The Minimum-Time Thrust-Vector Control Law in the Apollo Lunar-Module Autopilot

Abstract

The descent-propulsion-system engine of the Apollo lunar module is mounted in gimbals with actuators so that the direction of the thrust vector can be adjusted with respect to the spacecraft center-of-mass. A single slow actuator drive rate of 0.2 deg/sec is available. For spacecraft attitude control, a minimum-time control law was developed. This control law - termed the optimal control law-is third order. The state variables being controlled are the spacecraft attitude, angular velocity and angular acceleration. The spacecraft angular acceleration is proportional to the first integral of the control variable, which is a command to drive the engine gimbal at its 0. 2 deg/sec drive rate.
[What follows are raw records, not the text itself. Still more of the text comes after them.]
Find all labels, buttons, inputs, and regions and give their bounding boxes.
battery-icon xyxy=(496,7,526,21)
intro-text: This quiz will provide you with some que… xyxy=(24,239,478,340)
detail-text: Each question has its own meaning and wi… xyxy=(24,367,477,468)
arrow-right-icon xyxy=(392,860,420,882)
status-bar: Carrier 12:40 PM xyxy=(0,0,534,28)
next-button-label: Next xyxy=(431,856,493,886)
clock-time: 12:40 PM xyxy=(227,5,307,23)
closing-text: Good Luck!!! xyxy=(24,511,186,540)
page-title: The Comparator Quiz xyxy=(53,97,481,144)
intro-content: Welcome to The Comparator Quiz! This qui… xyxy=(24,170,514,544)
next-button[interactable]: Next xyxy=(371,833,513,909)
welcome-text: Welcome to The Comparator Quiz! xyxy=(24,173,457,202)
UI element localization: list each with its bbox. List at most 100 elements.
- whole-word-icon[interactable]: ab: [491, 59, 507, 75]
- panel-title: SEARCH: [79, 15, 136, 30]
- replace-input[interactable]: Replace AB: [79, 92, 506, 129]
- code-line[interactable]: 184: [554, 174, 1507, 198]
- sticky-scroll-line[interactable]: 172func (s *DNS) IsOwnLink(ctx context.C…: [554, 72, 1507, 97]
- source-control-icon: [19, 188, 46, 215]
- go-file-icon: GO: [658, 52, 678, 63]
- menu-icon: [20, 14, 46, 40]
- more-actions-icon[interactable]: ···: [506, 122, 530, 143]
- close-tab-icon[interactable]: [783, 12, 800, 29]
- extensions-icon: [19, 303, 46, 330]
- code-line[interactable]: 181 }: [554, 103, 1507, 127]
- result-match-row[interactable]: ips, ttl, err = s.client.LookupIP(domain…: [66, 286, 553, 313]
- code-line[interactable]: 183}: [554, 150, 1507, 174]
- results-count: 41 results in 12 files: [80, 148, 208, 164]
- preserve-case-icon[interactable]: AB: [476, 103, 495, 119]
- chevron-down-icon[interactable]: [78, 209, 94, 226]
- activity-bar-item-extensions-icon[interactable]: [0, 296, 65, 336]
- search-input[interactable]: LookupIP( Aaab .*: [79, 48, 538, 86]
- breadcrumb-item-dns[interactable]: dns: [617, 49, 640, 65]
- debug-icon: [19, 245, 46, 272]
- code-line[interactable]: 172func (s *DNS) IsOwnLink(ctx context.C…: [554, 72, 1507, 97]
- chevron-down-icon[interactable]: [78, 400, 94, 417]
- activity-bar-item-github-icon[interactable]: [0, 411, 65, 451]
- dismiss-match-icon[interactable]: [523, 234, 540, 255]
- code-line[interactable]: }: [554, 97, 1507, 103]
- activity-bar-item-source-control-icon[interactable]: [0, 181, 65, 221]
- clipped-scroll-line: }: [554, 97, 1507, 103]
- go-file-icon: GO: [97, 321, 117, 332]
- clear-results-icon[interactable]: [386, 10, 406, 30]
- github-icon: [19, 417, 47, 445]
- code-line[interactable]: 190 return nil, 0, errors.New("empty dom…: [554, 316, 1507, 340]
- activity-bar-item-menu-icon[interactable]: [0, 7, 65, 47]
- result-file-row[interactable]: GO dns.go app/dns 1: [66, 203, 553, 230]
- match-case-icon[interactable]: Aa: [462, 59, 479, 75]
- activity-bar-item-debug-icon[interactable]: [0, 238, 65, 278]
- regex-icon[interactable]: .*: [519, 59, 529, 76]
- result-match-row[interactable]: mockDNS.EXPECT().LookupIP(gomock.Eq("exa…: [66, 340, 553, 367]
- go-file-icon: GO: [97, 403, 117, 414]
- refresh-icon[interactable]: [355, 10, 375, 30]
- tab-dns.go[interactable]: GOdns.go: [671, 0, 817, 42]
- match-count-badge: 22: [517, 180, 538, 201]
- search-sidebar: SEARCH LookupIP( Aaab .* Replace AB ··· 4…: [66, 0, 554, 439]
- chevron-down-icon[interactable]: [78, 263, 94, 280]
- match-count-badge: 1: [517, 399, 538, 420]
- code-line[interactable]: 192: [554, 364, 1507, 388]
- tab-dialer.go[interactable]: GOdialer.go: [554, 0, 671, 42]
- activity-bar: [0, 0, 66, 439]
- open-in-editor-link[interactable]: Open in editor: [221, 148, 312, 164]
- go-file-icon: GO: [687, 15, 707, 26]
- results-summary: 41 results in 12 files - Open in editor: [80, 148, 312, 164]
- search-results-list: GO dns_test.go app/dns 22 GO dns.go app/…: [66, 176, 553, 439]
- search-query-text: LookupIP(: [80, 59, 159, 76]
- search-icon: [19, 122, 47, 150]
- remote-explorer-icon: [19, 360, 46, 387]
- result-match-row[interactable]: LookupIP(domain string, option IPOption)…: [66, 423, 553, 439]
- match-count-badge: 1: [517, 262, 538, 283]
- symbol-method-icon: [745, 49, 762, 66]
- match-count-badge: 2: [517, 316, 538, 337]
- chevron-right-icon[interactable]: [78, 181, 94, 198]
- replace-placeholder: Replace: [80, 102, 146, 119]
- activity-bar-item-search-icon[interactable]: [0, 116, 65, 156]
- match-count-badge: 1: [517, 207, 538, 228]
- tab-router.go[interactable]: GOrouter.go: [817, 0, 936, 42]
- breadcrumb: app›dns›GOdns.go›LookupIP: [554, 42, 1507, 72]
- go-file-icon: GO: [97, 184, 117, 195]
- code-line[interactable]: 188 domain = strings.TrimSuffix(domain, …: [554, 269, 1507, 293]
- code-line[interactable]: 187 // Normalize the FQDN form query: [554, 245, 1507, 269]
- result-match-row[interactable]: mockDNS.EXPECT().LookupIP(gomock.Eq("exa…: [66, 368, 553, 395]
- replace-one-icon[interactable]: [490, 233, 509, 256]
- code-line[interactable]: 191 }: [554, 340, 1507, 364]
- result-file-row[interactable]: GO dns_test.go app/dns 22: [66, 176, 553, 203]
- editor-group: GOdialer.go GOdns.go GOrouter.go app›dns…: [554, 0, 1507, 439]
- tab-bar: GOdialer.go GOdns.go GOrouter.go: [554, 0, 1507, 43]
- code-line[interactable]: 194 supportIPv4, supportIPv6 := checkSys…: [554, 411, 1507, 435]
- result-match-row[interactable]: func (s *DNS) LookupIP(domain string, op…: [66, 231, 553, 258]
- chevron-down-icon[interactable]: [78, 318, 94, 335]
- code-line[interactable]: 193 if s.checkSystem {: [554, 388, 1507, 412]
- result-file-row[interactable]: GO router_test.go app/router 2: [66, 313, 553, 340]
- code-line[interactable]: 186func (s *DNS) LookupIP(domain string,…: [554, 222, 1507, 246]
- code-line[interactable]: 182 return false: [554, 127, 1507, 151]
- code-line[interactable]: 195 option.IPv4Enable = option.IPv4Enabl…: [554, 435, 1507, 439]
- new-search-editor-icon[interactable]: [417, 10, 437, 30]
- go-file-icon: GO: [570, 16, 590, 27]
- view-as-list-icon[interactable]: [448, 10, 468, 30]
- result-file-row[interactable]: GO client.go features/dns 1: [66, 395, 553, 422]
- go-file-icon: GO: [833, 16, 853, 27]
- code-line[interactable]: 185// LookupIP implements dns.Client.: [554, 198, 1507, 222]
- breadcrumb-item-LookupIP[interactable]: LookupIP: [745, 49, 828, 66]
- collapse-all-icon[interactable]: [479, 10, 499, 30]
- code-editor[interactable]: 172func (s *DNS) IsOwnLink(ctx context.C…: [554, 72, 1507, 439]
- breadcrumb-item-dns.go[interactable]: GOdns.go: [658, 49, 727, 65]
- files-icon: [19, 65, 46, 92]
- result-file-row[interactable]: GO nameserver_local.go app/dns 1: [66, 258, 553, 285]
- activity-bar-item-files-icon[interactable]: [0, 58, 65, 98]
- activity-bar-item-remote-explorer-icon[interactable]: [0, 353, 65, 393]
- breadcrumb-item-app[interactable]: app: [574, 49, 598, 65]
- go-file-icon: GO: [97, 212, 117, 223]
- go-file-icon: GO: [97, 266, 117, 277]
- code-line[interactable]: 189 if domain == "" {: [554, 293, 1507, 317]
The explicit feedback formulation of the optimal control law was derived by satisfying the necessary conditions of Pontryagin, using the techniques provided by Athans and Falb. This control law has been implemented in the digital computer of the onboard primary navigation, guidance, and control system. Early simulation results indicated that lags associated with reversing the gimbal drive command plus sampled-data effects contributed to undesirable overshoot in the closed-loop transient response and unaceptably large limit-cycle amplitudes in the steady-state response. This difficulty was overcome simply by reducing the gain for the control-law switching surface. The lunar-module autopilot incorporating the optimal control law received its first flight test in March of 1969. The telemetry from the actual flight indicated that this control law performed very well, in close agreement with the preflight simulation predictions.